Director Lance Daly’s The
Good Doctor is a squirmy thriller about a lonely young doctor (Orlando
Bloom) who falls in love (no, obsession) with a pretty patient (Riley Keough).
He decides to tweak her medication in order to keep her in the hospital under
his care. The script by John Enborn follows this situation to its predictable
conclusion and the talented supporting cast (including Taraji P. Henson,
Michael Peña, and J.K. Simmons) fills out the plot convincingly enough. It’s a
shame, then, that the whole experience is just a sad, slow circle down the
drain, completely without tension and devoid of emotional interest. This is a thinly
imagined thriller that manages nothing more than a queasy feeling once or twice.
It’s most unfulfilling in its flat visual style and ploddingly obvious script. As
someone who sort of enjoyed Daly’s similarly slight first feature, the kids-in-puppy-love
romance Kisses, I’m especially
disappointed to see that this is where he’s gone next. He’s a director of potential
and maybe someday he’ll live up to it.
Stand-up comedian Mike Birbiglia has told the same – very
funny – story in several mediums now. If you’re anything like me, you may have
managed to hear several times over (in his stand-up, on This American Life, in his memoir) about his intense sleepwalking
problem that caused him to, say, dream about a jackal intruding in his bedroom,
which would result in him fast asleep shouting at a hamper, fully convinced he
was confronting a wild animal.
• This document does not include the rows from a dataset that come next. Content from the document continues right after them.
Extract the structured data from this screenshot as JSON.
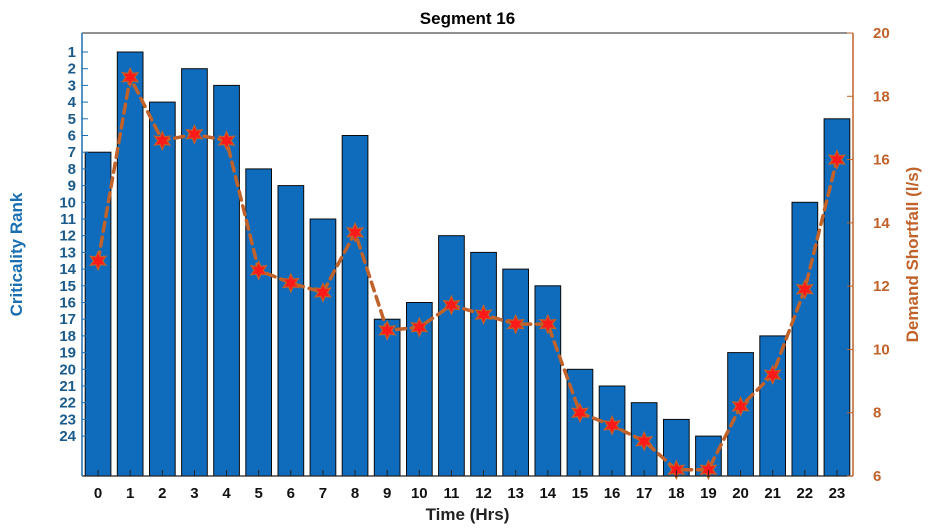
{
  "chart_data": {
    "type": "bar+line",
    "title": "Segment 16",
    "xlabel": "Time (Hrs)",
    "ylabel_left": "Criticality Rank",
    "ylabel_right": "Demand Shortfall (l/s)",
    "categories": [
      "0",
      "1",
      "2",
      "3",
      "4",
      "5",
      "6",
      "7",
      "8",
      "9",
      "10",
      "11",
      "12",
      "13",
      "14",
      "15",
      "16",
      "17",
      "18",
      "19",
      "20",
      "21",
      "22",
      "23"
    ],
    "left_axis": {
      "ticks": [
        "1",
        "2",
        "3",
        "4",
        "5",
        "6",
        "7",
        "8",
        "9",
        "10",
        "11",
        "12",
        "13",
        "14",
        "15",
        "16",
        "17",
        "18",
        "19",
        "20",
        "21",
        "22",
        "23",
        "24"
      ],
      "reversed": true
    },
    "right_axis": {
      "ylim": [
        6,
        20
      ],
      "ticks": [
        "6",
        "8",
        "10",
        "12",
        "14",
        "16",
        "18",
        "20"
      ]
    },
    "series": [
      {
        "kind": "bar",
        "axis": "left",
        "values": [
          7,
          1,
          4,
          2,
          3,
          8,
          9,
          11,
          6,
          17,
          16,
          12,
          13,
          14,
          15,
          20,
          21,
          22,
          23,
          24,
          19,
          18,
          10,
          5
        ]
      },
      {
        "kind": "line",
        "axis": "right",
        "values": [
          12.8,
          18.6,
          16.6,
          16.8,
          16.6,
          12.5,
          12.1,
          11.8,
          13.7,
          10.6,
          10.7,
          11.4,
          11.1,
          10.8,
          10.8,
          8.0,
          7.6,
          7.1,
          6.2,
          6.2,
          8.2,
          9.2,
          11.9,
          16.0
        ]
      }
    ],
    "colors": {
      "bar_fill": "#0f6cbd",
      "bar_stroke": "#0a0a0a",
      "line": "#c0622a",
      "marker": "#ff1a1a",
      "left_axis": "#1b6fb0",
      "right_axis": "#c0622a"
    },
    "grid": false,
    "legend": "none"
  }
}
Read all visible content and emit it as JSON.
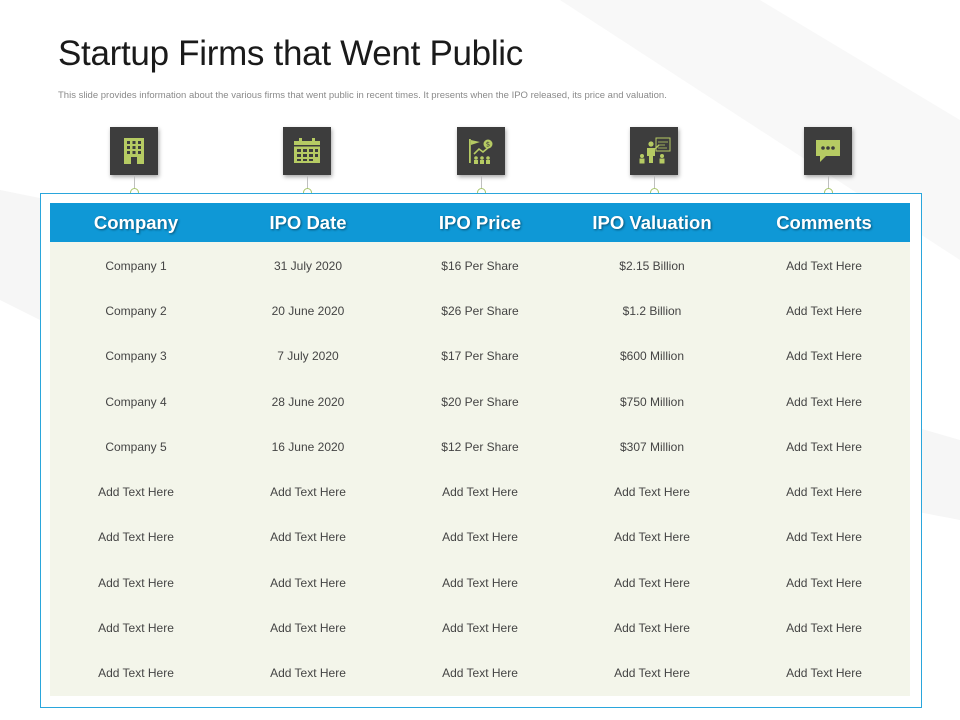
{
  "slide": {
    "title": "Startup Firms that Went Public",
    "subtitle": "This slide provides information about the various firms that went public in recent times. It presents when the IPO  released, its price and valuation."
  },
  "icons": [
    "building-icon",
    "calendar-icon",
    "price-chart-icon",
    "valuation-presentation-icon",
    "chat-bubble-icon"
  ],
  "colors": {
    "header_bg": "#0f98d6",
    "frame_border": "#2aa6dc",
    "table_bg": "#f3f5ea",
    "icon_box": "#3d3d3d",
    "icon_fill": "#b6cb63"
  },
  "table": {
    "headers": [
      "Company",
      "IPO Date",
      "IPO Price",
      "IPO Valuation",
      "Comments"
    ],
    "rows": [
      [
        "Company 1",
        "31 July 2020",
        "$16 Per Share",
        "$2.15 Billion",
        "Add Text Here"
      ],
      [
        "Company 2",
        "20 June 2020",
        "$26 Per Share",
        "$1.2 Billion",
        "Add Text Here"
      ],
      [
        "Company 3",
        "7 July 2020",
        "$17 Per Share",
        "$600 Million",
        "Add Text Here"
      ],
      [
        "Company 4",
        "28 June 2020",
        "$20 Per Share",
        "$750 Million",
        "Add Text Here"
      ],
      [
        "Company 5",
        "16 June 2020",
        "$12 Per Share",
        "$307 Million",
        "Add Text Here"
      ],
      [
        "Add Text Here",
        "Add Text Here",
        "Add Text Here",
        "Add Text Here",
        "Add Text Here"
      ],
      [
        "Add Text Here",
        "Add Text Here",
        "Add Text Here",
        "Add Text Here",
        "Add Text Here"
      ],
      [
        "Add Text Here",
        "Add Text Here",
        "Add Text Here",
        "Add Text Here",
        "Add Text Here"
      ],
      [
        "Add Text Here",
        "Add Text Here",
        "Add Text Here",
        "Add Text Here",
        "Add Text Here"
      ],
      [
        "Add Text Here",
        "Add Text Here",
        "Add Text Here",
        "Add Text Here",
        "Add Text Here"
      ]
    ]
  }
}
This is obviously a problem, but his career
seemed to be taking off and his relationship with his girlfriend was growing
complicated and one thing leads to another and he’s in a deep sleep while
jumping out a second-story hotel window.
This story’s latest telling takes movie form in Sleepwalk
with Me and it’s perfectly fine, though I did wonder if it would have
worked better on me if the novelty was still there. Birbiglia, here the writer,
director and star, has a loose, casual style that pumps up dream sequences with
off-hand discombobulation that is undercut with silly shifts to reality. To
fill out the rest of the semi-autobiographical movie, it follows Birbiglia’s
relationship with his girlfriend (played by Lauren Ambrose) as well as his
growing stand-up career that takes him from hotel to hotel, crummy gig to
crummy gig. Altogether it plays like Woody Allen lite, warm and sweetly small. This
is a minor, but often charming movie, mostly because Birbiglia is so likable.
But the thing of it is, you’d have just as good a time listening to the
original monologue, so I have a hard time recommending this movie outright.